During the 1960’s more than a few Republicans championed civil rights, among them Senate minority leader Everett Dirksen and Governor George Romney, Mitt Romney’s father.
In fact, the elder Governor Romney marched with the NAACP in 1963, and even stormed out of the 1964 Republican National Convention in protest to Barry Goldwater’s opposition to the Civil Rights Act. (To be accurate, Goldwater didn’t have a bigoted bone in his body, something Martin Luther King noted when he criticized Goldwater’s dissent. In fact, he staunchly believed in equal rights for all Americans and had a strong personal history of supporting racial equality. As such, his opposition was not born of bigotry but, rather, of his belief that the part of the legislation was unconstitutional. Nevertheless, Romney could not accept Goldwater’s dissent.)
The proposed legislation to secure the right to vote for all Americans was kept alive by Johnson’s commitment to it and buttressed by the Selma to Montgomery march and the murders of Jackson, Reeb, and Liuzzo.
President Johnson sent the Act to Congress on March 17, 1965. Two months later, the Senate voted 70 to 30 to invoke closure, 3 votes more than the two-thirds vote required at the time to end filibusters.
The following day, the bill passed the Senate by a vote of 77 to 19.
The chief author of the Senate version of the bill was Republican Everett Dirksen.
The House was slower to give its approval, but finally passed it on July 9. After differences between the two bills were resolved, the House passed the Conference Report on August 3, and the Senate did the following day. The vote was decisive, 328-74 in the House and 79-18 in the Senate.
After House passage, Press Secretary Bill Moyers said he had never seen President Johnson more elated. On August 6, Johnson signed it into law.
In both chambers of Congress, a higher percentage of Republicans than Democrats voted for the Act.
The Senate Republican vote was 30-1 in favor of the bill. (The lone Republican dissenter was uber-bigot and former Democrat Strom Thurmond.)
The bill’s importance was so self-evident that even four Southern Democrats (Albert Gore, Sr., Ross Bass, George Smathers and Ralph Yarborough) voted in favor.
Johnson called it “…not only a monument to this Congress, it is a shining moment in the entire history of the United States Congress.” He was right. The Voting Rights Act remains the single most effective piece of civil rights legislation ever passed by Congress.
Soon after passage, federal examiners were conducting voter registration, and black voter registration skyrocketed. The cumulative result of the Supreme Court's decisions, Congress' enactment of voting rights legislation combined with efforts by private citizens and the Justice Department was the restoration of the right to vote guaranteed by the 14th and 15th Amendments.
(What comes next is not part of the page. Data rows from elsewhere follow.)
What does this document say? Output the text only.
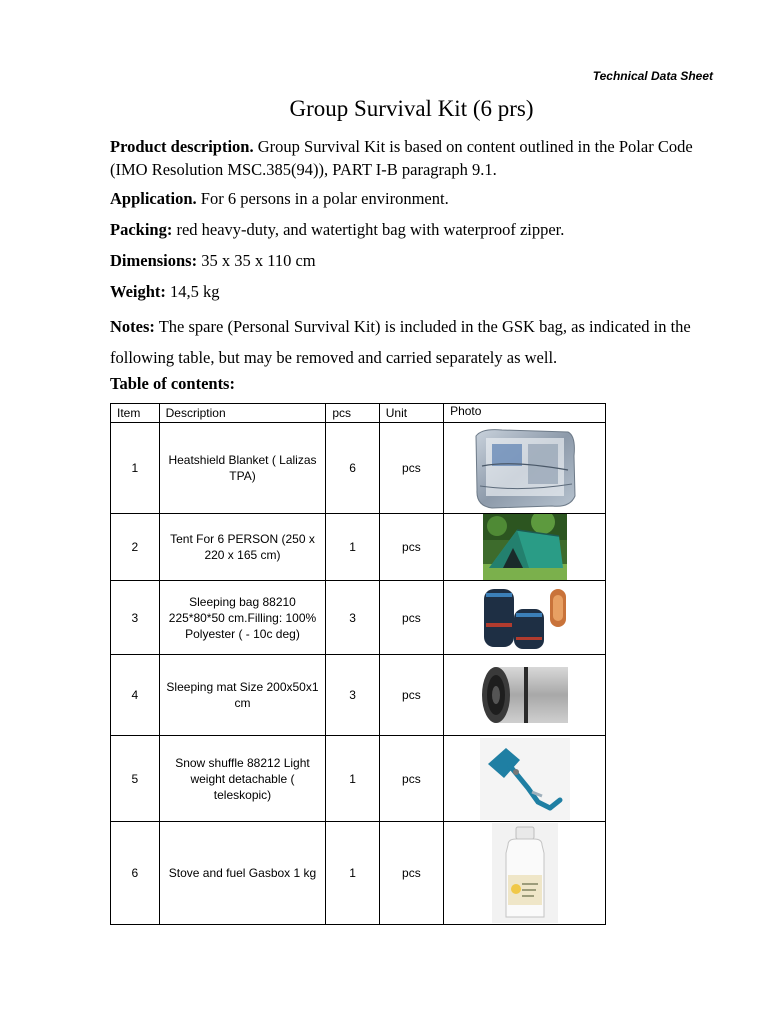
Technical Data Sheet
Group Survival Kit (6 prs)

Product description. Group Survival Kit is based on content outlined in the Polar Code (IMO Resolution MSC.385(94)), PART I-B paragraph 9.1.

Application. For 6 persons in a polar environment.

Packing: red heavy-duty, and watertight bag with waterproof zipper.

Dimensions: 35 x 35 x 110 cm

Weight: 14,5 kg

Notes: The spare (Personal Survival Kit) is included in the GSK bag, as indicated in the following table, but may be removed and carried separately as well.

Table of contents:

Item	Description	pcs	Unit	Photo
1	Heatshield Blanket ( Lalizas TPA)	6	pcs	

2	Tent For 6 PERSON (250 x 220 x 165 cm)	1	pcs	

3	Sleeping bag 88210 225*80*50 cm.Filling: 100% Polyester ( - 10c deg)	3	pcs	

4	Sleeping mat Size 200x50x1 cm	3	pcs	

5	Snow shuffle 88212 Light weight detachable ( teleskopic)	1	pcs	

6	Stove and fuel Gasbox 1 kg	1	pcs	
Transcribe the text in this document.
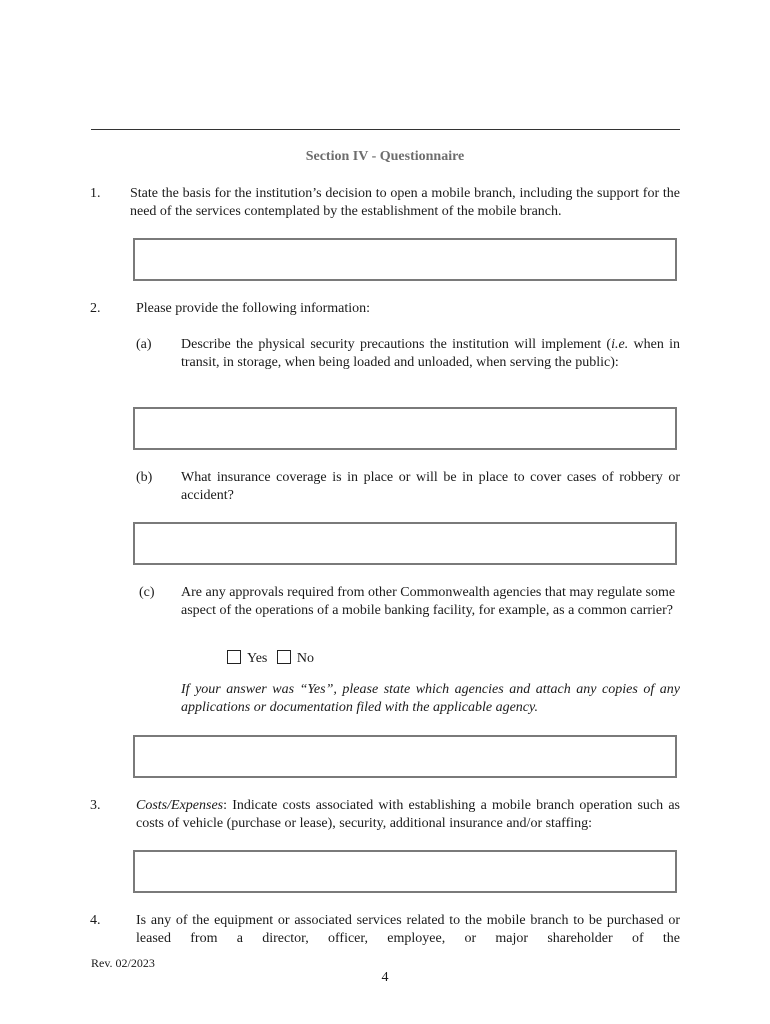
Section IV - Questionnaire
1. State the basis for the institution’s decision to open a mobile branch, including the support for the need of the services contemplated by the establishment of the mobile branch.
2.	Please provide the following information:
(a) Describe the physical security precautions the institution will implement (i.e. when in transit, in storage, when being loaded and unloaded, when serving the public):
(b) What insurance coverage is in place or will be in place to cover cases of robbery or accident?
(c) Are any approvals required from other Commonwealth agencies that may regulate some aspect of the operations of a mobile banking facility, for example, as a common carrier?
Yes No
If your answer was “Yes”, please state which agencies and attach any copies of any applications or documentation filed with the applicable agency.
3.	Costs/Expenses: Indicate costs associated with establishing a mobile branch operation such as costs of vehicle (purchase or lease), security, additional insurance and/or staffing:
4.	Is any of the equipment or associated services related to the mobile branch to be purchased or leased from a director, officer, employee, or major shareholder of the
Rev. 02/2023
4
That was 57 years ago, when being a Republican required a moral compass. Today, Republicans are unraveling the fabric of democracy they helped weave a half century ago. In the 2012 wave of Republican voter suppression, minority voter registration was down significantly from 2008. Among Latinos nationwide, voter registration dropped five percent; for blacks, registration rates were down seven percent.
Republicans of the 1960’s were eager to buttress democracy by fighting for every American’s right to vote.
The Republicans in 1965 would never destroy American democracy to steal elections. What would Goldwater or Reagan or Eisenhower think of Republican state politicians who still bow before Donald Trump, the most corrupt American to ever hold public office, and share his enthusiasm for undermining democracy? In 2006, George W. Bush signed the Voting Rights Act Reauthorization and Amendments Act. His statement is a must read for every American. (https://georgewbush-whitehouse.archives.gov/news/releases/2006/07/20060727.html)
The United States has always been at the vanguard of spreading democracy throughout the world. However, for the foreseeable future the Republican Party has rendered America unworthy of exporting democracy.